Murphy est en fonction depuis une semaine, le président John Allan devrait donc être à l’honneur, d’autant plus qu’il est également vice-président de la CBI, une organisation qui aime parler des responsabilités des entreprises envers la société. La possibilité de refuser l’allégement était ouverte à Tesco. Dans ce cas, le Divi (qui serait toujours abordable) ne serait pas un problème. Le conseil a décidé de ne pas l’accepter.

Le rejet d’un cadeau aurait agacé les actionnaires, il va sans dire. Dans l’état actuel des choses, cependant, Tesco n’offre aucune défense sérieuse quant à la raison pour laquelle il s’accroche à un gain financier important et non mérité qui est pratiquement le résultat d’une politique bâclée par une équipe de trésorerie sous la pression d’une pandémie.

La position de Morrison le mois dernier était la même que celle de Tesco, donc ce n’est pas une grande surprise ici. Et, pour répéter, il devrait être laissé à Sunak d’expliquer pourquoi il n’était pas plus intelligent avec la conception de son allégement d’intérêt. Mais dans le monde de l’hôtellerie et de l’événementiel – et de nombreuses autres industries encore dans l’œil de la tempête – le cadeau du département du Trésor aux grandes chaînes de supermarchés doit paraître obscène.

Greene King fait face à un couvre-feu de 22 h

Insigne Greene King
Greene King supprime 800 emplois et ferme 79 pubs et restaurants. Photo: Paul Childs / Reuters

L’une de ces entreprises sous pression est Roi vert. 800 emplois seront supprimés et 79 pubs et restaurants seront fermés lorsque le couvre-feu commencera à 22 h.

Attendez-vous à ce que d’autres entreprises se retirent de la même manière, en particulier en Écosse, où Nicola Sturgeon a annoncé une interdiction nationale de l’alcool à l’intérieur. dans des locaux agréés pendant 16 jours.

Le soutien de 40 millions de livres sterling du gouvernement écossais aux entreprises touchées ne semble pas exhaustif. Les avertissements des organisations professionnelles concernant les fermetures permanentes semblent crédibles.

Tout cela doit être vu dans le contexte de l’échec de Sunak à sauver des emplois «viables». Des dizaines de milliers d’emplois dans les pubs, les boîtes de nuit et les lieux sont clairement réalisables dans des conditions commerciales normales, mais n’existent tout simplement pas lorsque les portes sont définitivement fermées.

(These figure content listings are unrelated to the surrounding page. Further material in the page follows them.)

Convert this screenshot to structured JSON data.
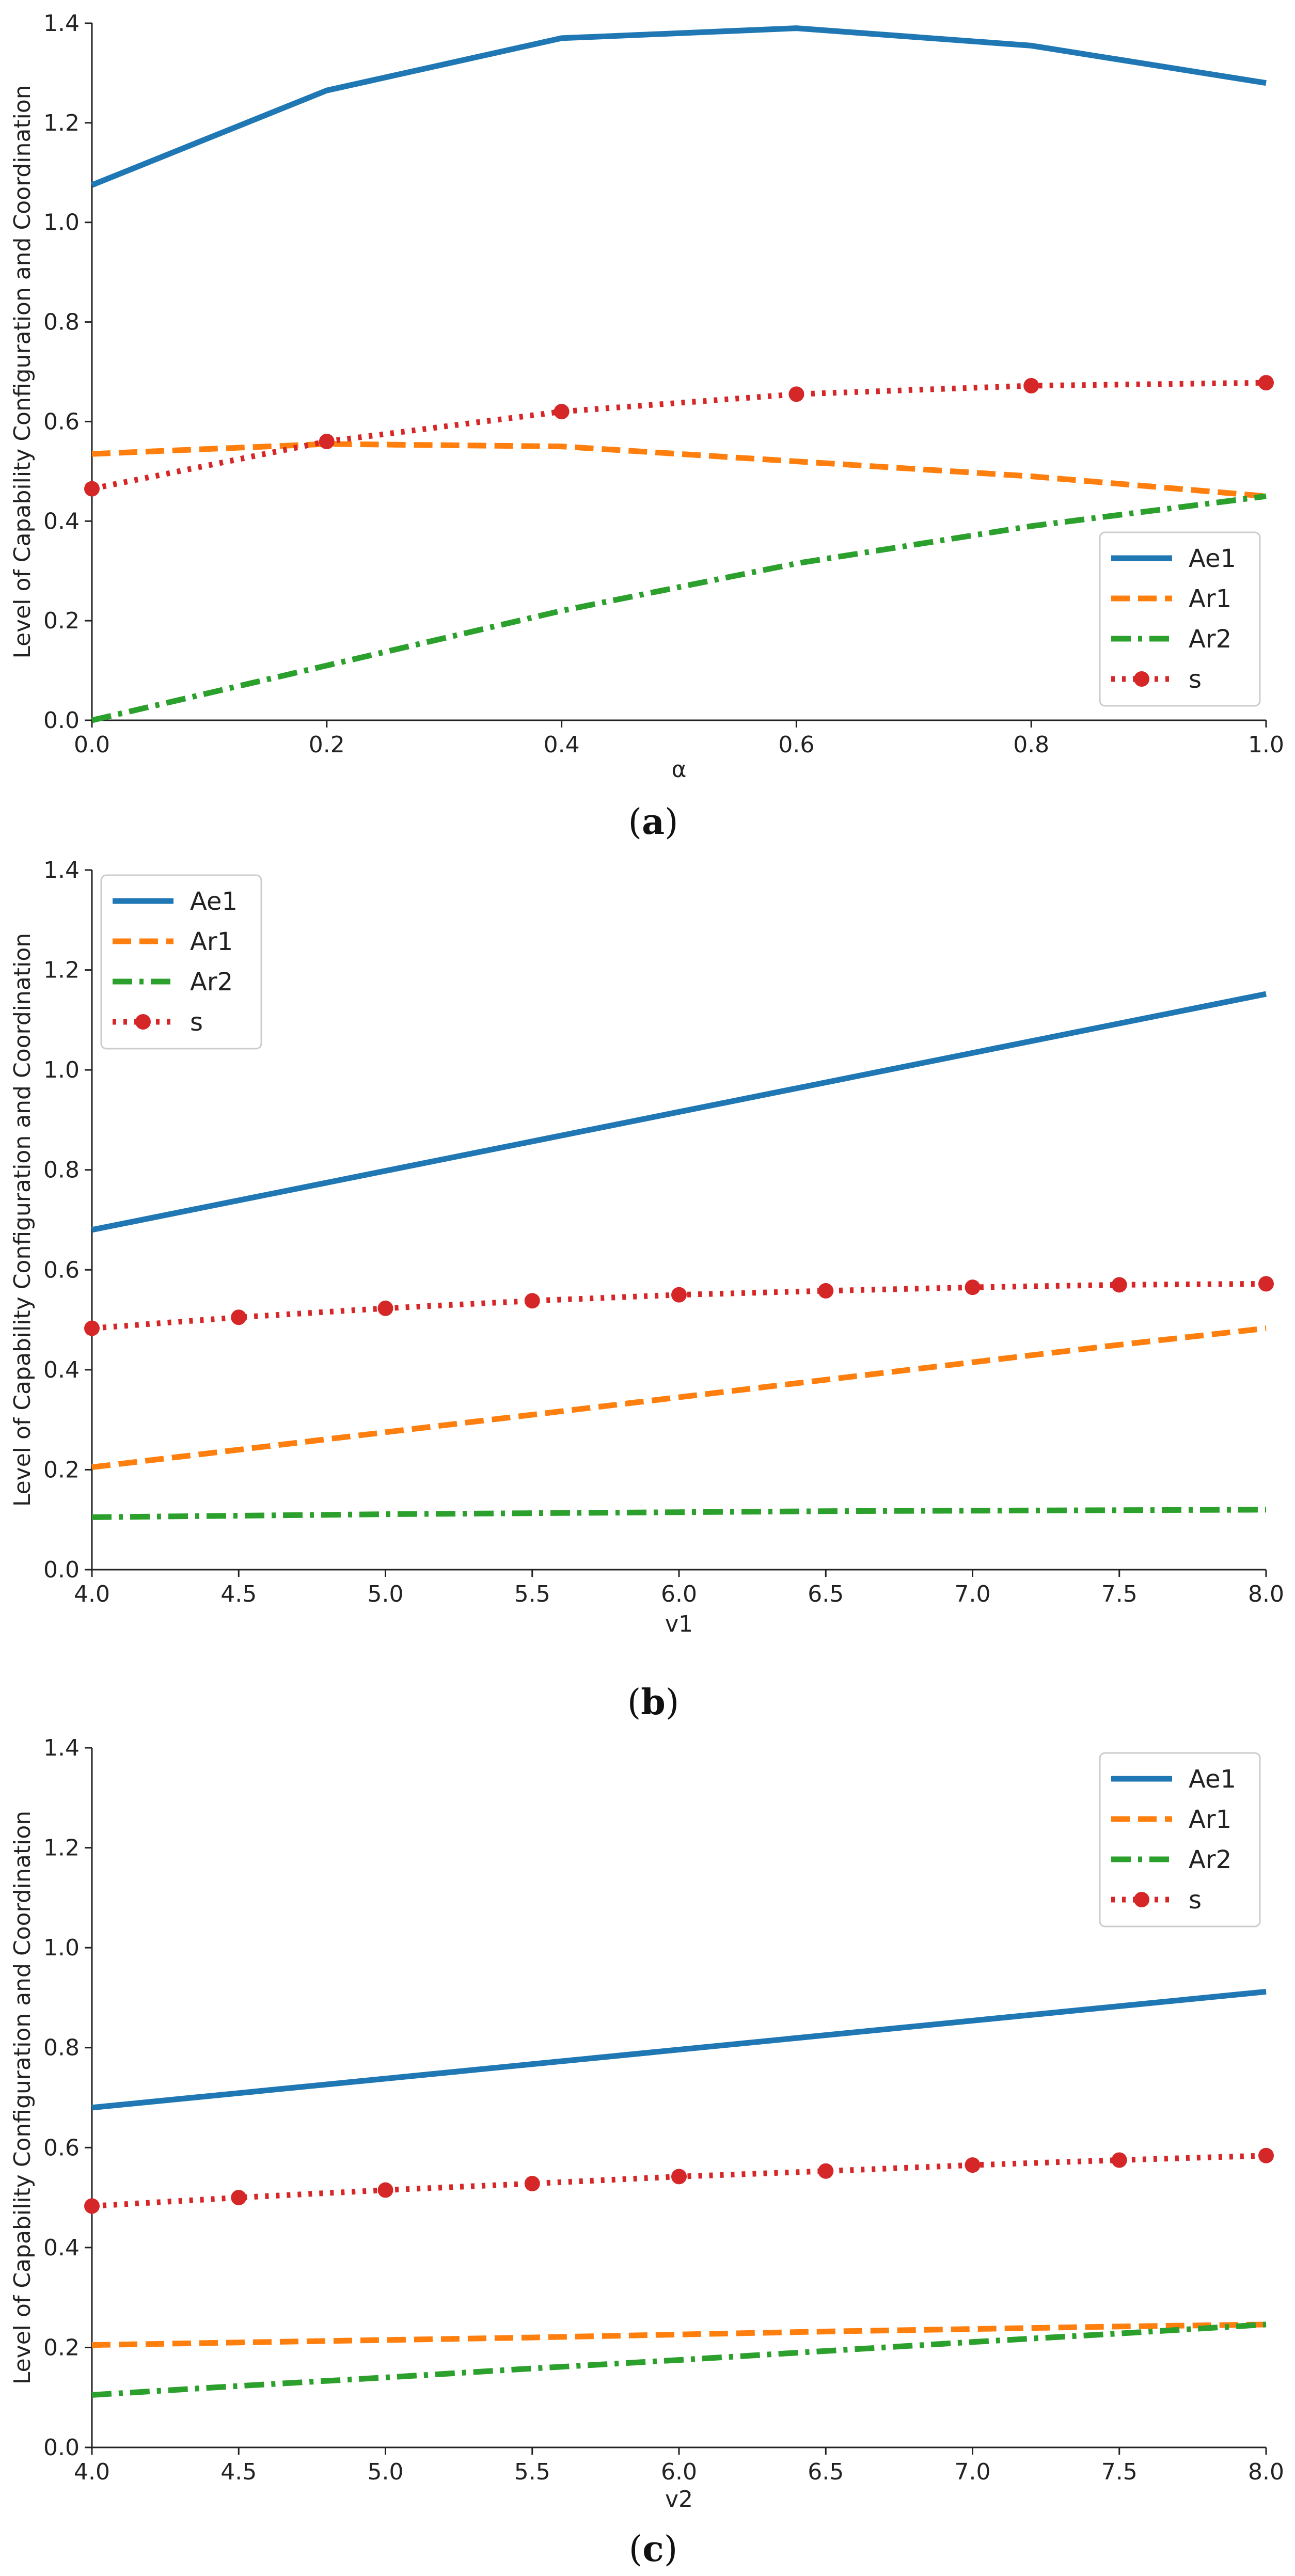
{
  "colors": {
    "Ae1": "#1f77b4",
    "Ar1": "#ff7f0e",
    "Ar2": "#2ca02c",
    "s": "#d62728",
    "axis": "#222222"
  },
  "chart_data": [
    {
      "type": "line",
      "caption": "a",
      "caption_open": "(",
      "caption_close": ")",
      "xlabel": "α",
      "ylabel": "Level of Capability Configuration and Coordination",
      "xlim": [
        0.0,
        1.0
      ],
      "ylim": [
        0.0,
        1.4
      ],
      "xticks": [
        "0.0",
        "0.2",
        "0.4",
        "0.6",
        "0.8",
        "1.0"
      ],
      "yticks": [
        "0.0",
        "0.2",
        "0.4",
        "0.6",
        "0.8",
        "1.0",
        "1.2",
        "1.4"
      ],
      "legend_position": "lower-right",
      "x": [
        0.0,
        0.2,
        0.4,
        0.6,
        0.8,
        1.0
      ],
      "series": [
        {
          "name": "Ae1",
          "style": "solid",
          "values": [
            1.075,
            1.265,
            1.37,
            1.39,
            1.355,
            1.28
          ]
        },
        {
          "name": "Ar1",
          "style": "dashed",
          "values": [
            0.535,
            0.555,
            0.55,
            0.52,
            0.49,
            0.45
          ]
        },
        {
          "name": "Ar2",
          "style": "dashdot",
          "values": [
            0.0,
            0.11,
            0.22,
            0.315,
            0.39,
            0.45
          ]
        },
        {
          "name": "s",
          "style": "dotted-marker",
          "values": [
            0.465,
            0.56,
            0.62,
            0.655,
            0.672,
            0.678
          ]
        }
      ]
    },
    {
      "type": "line",
      "caption": "b",
      "caption_open": "(",
      "caption_close": ")",
      "xlabel": "v1",
      "ylabel": "Level of Capability Configuration and Coordination",
      "xlim": [
        4.0,
        8.0
      ],
      "ylim": [
        0.0,
        1.4
      ],
      "xticks": [
        "4.0",
        "4.5",
        "5.0",
        "5.5",
        "6.0",
        "6.5",
        "7.0",
        "7.5",
        "8.0"
      ],
      "yticks": [
        "0.0",
        "0.2",
        "0.4",
        "0.6",
        "0.8",
        "1.0",
        "1.2",
        "1.4"
      ],
      "legend_position": "upper-left",
      "x": [
        4.0,
        4.5,
        5.0,
        5.5,
        6.0,
        6.5,
        7.0,
        7.5,
        8.0
      ],
      "series": [
        {
          "name": "Ae1",
          "style": "solid",
          "values": [
            0.68,
            0.739,
            0.798,
            0.857,
            0.916,
            0.975,
            1.034,
            1.093,
            1.152
          ]
        },
        {
          "name": "Ar1",
          "style": "dashed",
          "values": [
            0.205,
            0.24,
            0.275,
            0.31,
            0.345,
            0.38,
            0.415,
            0.45,
            0.483
          ]
        },
        {
          "name": "Ar2",
          "style": "dashdot",
          "values": [
            0.105,
            0.108,
            0.111,
            0.113,
            0.115,
            0.117,
            0.118,
            0.119,
            0.12
          ]
        },
        {
          "name": "s",
          "style": "dotted-marker",
          "values": [
            0.483,
            0.505,
            0.523,
            0.538,
            0.55,
            0.558,
            0.565,
            0.57,
            0.572
          ]
        }
      ]
    },
    {
      "type": "line",
      "caption": "c",
      "caption_open": "(",
      "caption_close": ")",
      "xlabel": "v2",
      "ylabel": "Level of Capability Configuration and Coordination",
      "xlim": [
        4.0,
        8.0
      ],
      "ylim": [
        0.0,
        1.4
      ],
      "xticks": [
        "4.0",
        "4.5",
        "5.0",
        "5.5",
        "6.0",
        "6.5",
        "7.0",
        "7.5",
        "8.0"
      ],
      "yticks": [
        "0.0",
        "0.2",
        "0.4",
        "0.6",
        "0.8",
        "1.0",
        "1.2",
        "1.4"
      ],
      "legend_position": "upper-right",
      "x": [
        4.0,
        4.5,
        5.0,
        5.5,
        6.0,
        6.5,
        7.0,
        7.5,
        8.0
      ],
      "series": [
        {
          "name": "Ae1",
          "style": "solid",
          "values": [
            0.68,
            0.709,
            0.738,
            0.767,
            0.796,
            0.825,
            0.854,
            0.883,
            0.912
          ]
        },
        {
          "name": "Ar1",
          "style": "dashed",
          "values": [
            0.205,
            0.21,
            0.215,
            0.22,
            0.226,
            0.232,
            0.237,
            0.242,
            0.246
          ]
        },
        {
          "name": "Ar2",
          "style": "dashdot",
          "values": [
            0.105,
            0.123,
            0.14,
            0.158,
            0.175,
            0.193,
            0.211,
            0.228,
            0.246
          ]
        },
        {
          "name": "s",
          "style": "dotted-marker",
          "values": [
            0.483,
            0.5,
            0.515,
            0.528,
            0.542,
            0.553,
            0.565,
            0.575,
            0.584
          ]
        }
      ]
    }
  ]
}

La réponse inadéquate de la chancelière il y a deux semaines a été de lancer le programme de soutien à l’emploi, le déclassement du programme de vacances, destiné aux travailleurs à temps partiel. Cependant, il est minuscule et n’offre aucune protection significative contre les couvre-feux et les interdictions d’alcool.

Une refonte est nécessaire. Il va sans dire que Sunak ne peut pas sauver tous les emplois, et oui, il y a un problème de «ligne floue» pour définir quelles entreprises appartiennent à un secteur. Cependant, les arguments en faveur d’un soutien accru à l’hospitalité sont solides. Quelque chose doit s’arrêter pour récupérer.